Publicacao/Comunicacao
Intimação - DESPACHO
RECURSO DE MEDIDA CAUTELAR CÍVEL Nº 5069654-43.2025.4.02.5101/RJ
RECORRENTE: NEUZA ALVES DOS SANTOS
ADVOGADO(A): DIOGO MACHADO COELHO RANGEL (OAB RJ159954)
RECORRIDO: CAIXA ECONÔMICA FEDERAL - CEF
DESPACHO/DECISÃO
Trata-se de recurso de medida cautelar [evento 1, AGRAVO1] interposto pela demandante em face da decisão [evento 31, DESPADEC1] proferida nos autos do processo originário (5033134-84.2025.4.02.5101), que indeferiu o pedido de tutela provisória de urgência para limitação dos descontos efetuados em sua folha de pagamento a 30% de sua remuneração líquida.
Neste contexto, a recorrente alega que os descontos oriundos de empréstimos consignados celebrados com diferentes instituições financeiras comprometem mais de 54% de sua renda líquida mensal, o que, segundo sustenta, inviabiliza sua subsistência e afronta a legislação que estabelece limites à margem consignável. Acrescenta que a situação configura superendividamento, viola o princípio da dignidade da pessoa humana e exigea imediata intervenção judicial para restabelecimento do equilíbrio financeiro.
É o breve relatório.

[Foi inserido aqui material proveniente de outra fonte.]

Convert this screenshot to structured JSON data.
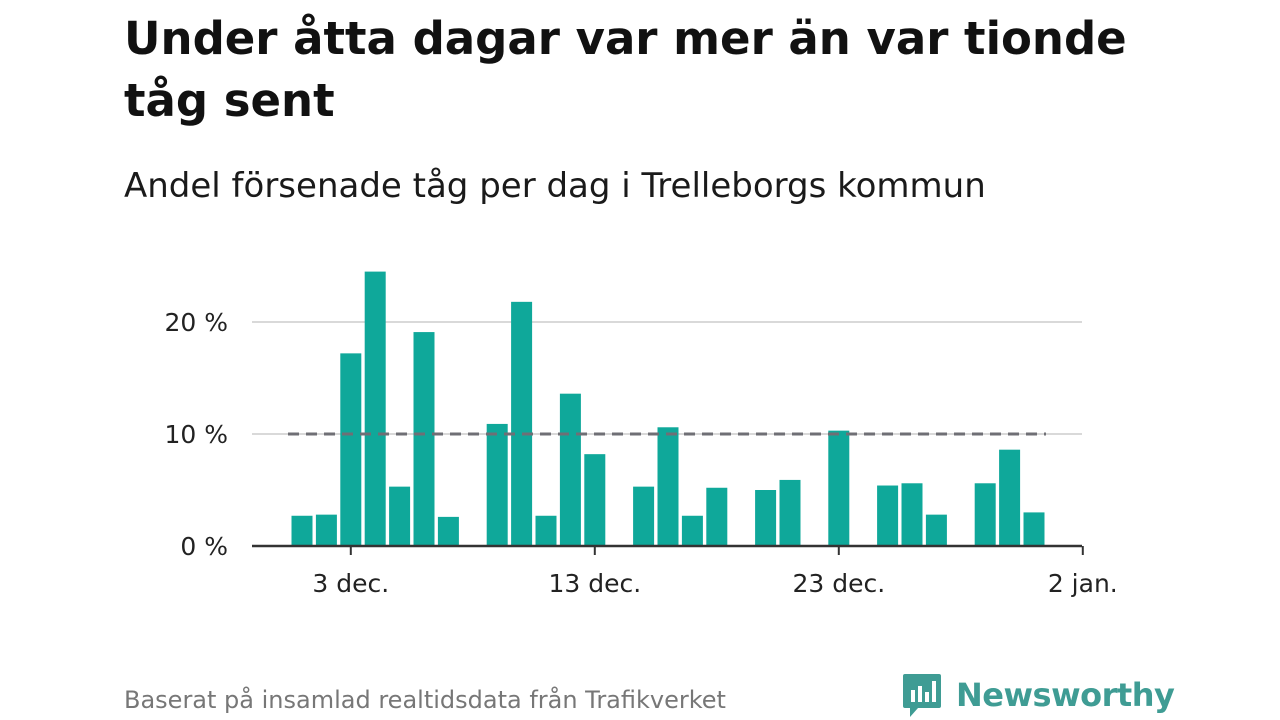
{
  "title": "Under åtta dagar var mer än var tionde tåg sent",
  "subtitle": "Andel försenade tåg per dag i Trelleborgs kommun",
  "footer": "Baserat på insamlad realtidsdata från Trafikverket",
  "brand": {
    "name": "Newsworthy",
    "icon": "newsworthy-logo-icon",
    "color": "#3f9c94"
  },
  "chart_data": {
    "type": "bar",
    "title": "Under åtta dagar var mer än var tionde tåg sent",
    "subtitle": "Andel försenade tåg per dag i Trelleborgs kommun",
    "xlabel": "",
    "ylabel": "",
    "bar_color": "#0fa89a",
    "reference_line": {
      "value": 10,
      "style": "dashed",
      "color": "#6f6f75"
    },
    "ylim": [
      0,
      25
    ],
    "yticks": [
      0,
      10,
      20
    ],
    "ytick_labels": [
      "0 %",
      "10 %",
      "20 %"
    ],
    "xticks": [
      {
        "day": 3,
        "label": "3 dec."
      },
      {
        "day": 13,
        "label": "13 dec."
      },
      {
        "day": 23,
        "label": "23 dec."
      },
      {
        "day": 33,
        "label": "2 jan."
      }
    ],
    "x_unit": "day of December (1 = 1 dec., 32 = 1 jan.)",
    "days": [
      1,
      2,
      3,
      4,
      5,
      6,
      7,
      8,
      9,
      10,
      11,
      12,
      13,
      14,
      15,
      16,
      17,
      18,
      19,
      20,
      21,
      22,
      23,
      24,
      25,
      26,
      27,
      28,
      29,
      30,
      31
    ],
    "values": [
      2.7,
      2.8,
      17.2,
      24.5,
      5.3,
      19.1,
      2.6,
      null,
      10.9,
      21.8,
      2.7,
      13.6,
      8.2,
      null,
      5.3,
      10.6,
      2.7,
      5.2,
      null,
      5.0,
      5.9,
      null,
      10.3,
      null,
      5.4,
      5.6,
      2.8,
      null,
      5.6,
      8.6,
      3.0
    ],
    "grid": true,
    "legend": "none"
  }
}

Decido.
Inicialmente, recebo o recurso diante da regularidade formal, notadamente por se insurgir contra decisão interlocutória que versa sobre tutela provisória, hipótese admitida nos termos do art. 4º da Lei 10.259/2001, excepcionando a regra geral de irrecorribilidade no microssistema dos Juizados Especiais Federais.
Passo à análise da decisão recorrida.
A controvérsia recursal reside na verificação da presença dos requisitos previstos no art. 300 do Código de Processo Civil para concessão da medida de urgência pleiteada: a probabilidade do direito invocado (fumus boni iuris) e o perigo de dano ou risco ao resultado útil do processo (periculum in mora).
A agravante, em sua petição inicial, mencionava a existência de quatro relações jurídicas distintas e autônomas, uma com a CEF e outras três perante os bancos SANTANDER (BRASIL) S/A, MASTER S/A e ITAU UNIBANCO S/A.
O juízo a quo, reconheceu a inexistência de litisconsórcio entre as instituições financeiras e, por consequência, a incompetência da Justiça Federal para processar e julgar a demanda contra os bancos SANTANDER (BRASIL) S/A, MASTER S/A e ITAU UNIBANCO S/A.
O processo seguiu apenas em relação à CEF e foi indeferido o pedido de tutela.
De plano, observo que a decisão agravada pautou-se na prudência, ao considerar necessária a instrução do feito, com o contraditório e a produção de provas, especialmente diante da ausência de ilegalidade manifesta nas contratação com a CEF ou no desconto questionado.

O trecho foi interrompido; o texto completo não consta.